Mein Vater war GOTT, was er sagte, war Gesetz. Wir hatten nur zu funktionieren und SEINER Vorstellung zu entsprechen. Mein Bruder und ich wurden mit 10 bzw. 12 Jahren arbeiten geschickt (täglich, selbstverständlich hatte ER auf dem Papier die Stelle als Hausmeister in einem Kindergarten...), von dem Geld bekamen wir Taschengeld ab, der Rest ging für SEINEN Lebensstandard drauf, der selbstverständlich sein monatliches Einkommen und die Haushaltsausgaben überstieg.

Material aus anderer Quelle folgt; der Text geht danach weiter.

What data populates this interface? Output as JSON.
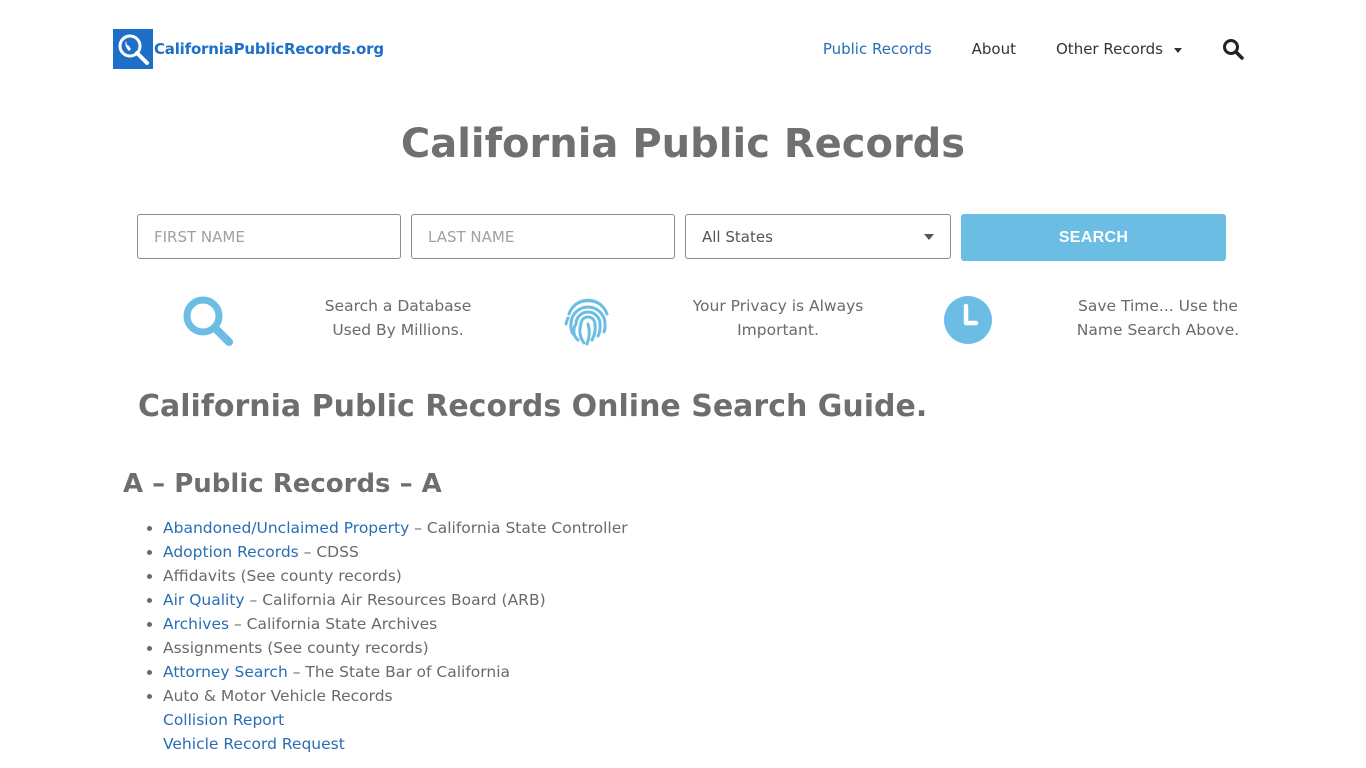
{
  "header": {
    "logo_text": "CaliforniaPublicRecords.org",
    "nav": [
      {
        "label": "Public Records",
        "active": true
      },
      {
        "label": "About"
      },
      {
        "label": "Other Records",
        "has_dropdown": true
      }
    ]
  },
  "page_title": "California Public Records",
  "search": {
    "first_name_placeholder": "FIRST NAME",
    "last_name_placeholder": "LAST NAME",
    "state_selected": "All States",
    "button_label": "SEARCH"
  },
  "features": [
    {
      "icon": "magnifier-icon",
      "line1": "Search a Database",
      "line2": "Used By Millions."
    },
    {
      "icon": "fingerprint-icon",
      "line1": "Your Privacy is Always",
      "line2": "Important."
    },
    {
      "icon": "clock-icon",
      "line1": "Save Time... Use the",
      "line2": "Name Search Above."
    }
  ],
  "guide_title": "California Public Records Online Search Guide.",
  "section_title": "A – Public Records – A",
  "records": [
    {
      "link": "Abandoned/Unclaimed Property",
      "suffix": " – California State Controller"
    },
    {
      "link": "Adoption Records",
      "suffix": " – CDSS"
    },
    {
      "text": "Affidavits (See county records)"
    },
    {
      "link": "Air Quality",
      "suffix": " – California Air Resources Board (ARB)"
    },
    {
      "link": "Archives",
      "suffix": " – California State Archives"
    },
    {
      "text": "Assignments (See county records)"
    },
    {
      "link": "Attorney Search",
      "suffix": " – The State Bar of California"
    },
    {
      "text": "Auto & Motor Vehicle Records"
    },
    {
      "sublink": "Collision Report"
    },
    {
      "sublink": "Vehicle Record Request"
    }
  ],
  "colors": {
    "brand": "#1e6fc9",
    "link": "#2a6db5",
    "accent": "#6bbde4",
    "heading": "#707070"
  }
}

Meine Jugend war geprägt von
- Schnauze halten, funktionieren
- Du mußt die Beste sein
- Du bist zu fett
- Du bist trampelig/ungeschickt/häßlich
- mach keinen Lärm/Dreck
- wenn ER von der Arbeit kommt, hast Du zuhause zu sein, Dein Zimmer hat aufgeräumt zu sein, Du hast still zu sein
- Du hast nie die richtigen Freunde (mit dem Ergebnis, daß ich mir lieber keine Freunde suchte, sondern eigenbrötlerisch wurde)
- Du mußt immer alles PERFEKT machen!
Meine Mutter kuschte bzw. bezog um des lieben Friedens willen nie Position gegen IHN.
Schwerwiegende Erkrankungen wurden nicht erkannt bzw. nicht ernst genommen:
- Schilddrüse hörte irgendwann (zwischen 12 und 18) auf zu arbeiten, mein Körper arbeitete fast photosynthetisch, trotz Leistungssport "lief" lief ich mit 500-800 kcal/Tag und nahm nicht ab, für meine Eltern "fraß ich heimlich Schokolade"
- Meniskusentzündungen und Knochenhautentzündungen wurden mit "Stell Dich nicht so an" kommentiert
Ich hatte angefangen zu studieren, das paßte aber nicht in SEIN Bild einer braven Tochter, also wurde ich solange mürbe gemacht, bis ich mein Studium aufgab und eine ungeliebte Ausbildung machte, die SEINEM Ego nutzte ("Und wenn ich Dich bis Köln prügeln muß, Du gehst zur Firma XYZ!"). Naja, da hänge ich immer noch, die Ausbildung war so spezifisch, daß ich bei keinem andern Unternehmen unterkam. Und schließlich hatte ich mich mittlerweile mit Dingen wie Unkündbarkeit, Betriebsrente etc. arrangiert....
Trauriger Höhepunkt bisher war ein Scheidungskrieg meiner Eltern, der den Rosenkrieg blaß aussehen läßt und der daraus resultierende Freitod meines Bruders vor 17 Jahren.
Meine Mutter trinkt aber erst (soweit ich das einschätzen kann) seit ca. 5 Jahren, in einer unheiligen Allianz mit Untergewicht und chronischer Erkrankung.
Also, sind die EKA-Merkmale nicht auch anwendbar auf Erwachsene Kinder von Zwanghaften Eltern?
Ist die Alkoholsucht der Eltern nicht auch "nur" ein Zwang?
Mich würde interessieren, ob es hier ähnliche Geschichten gibt, in denen die Eltern erst relativ spät zum Suff gekommen sind. Und ob Ihr dann auch die EKA-Merkmale bei Euch feststellt, auch wenn Ihr wie ich EKEA (erwachsene Kinder erwachsener Alkoholiker) seid.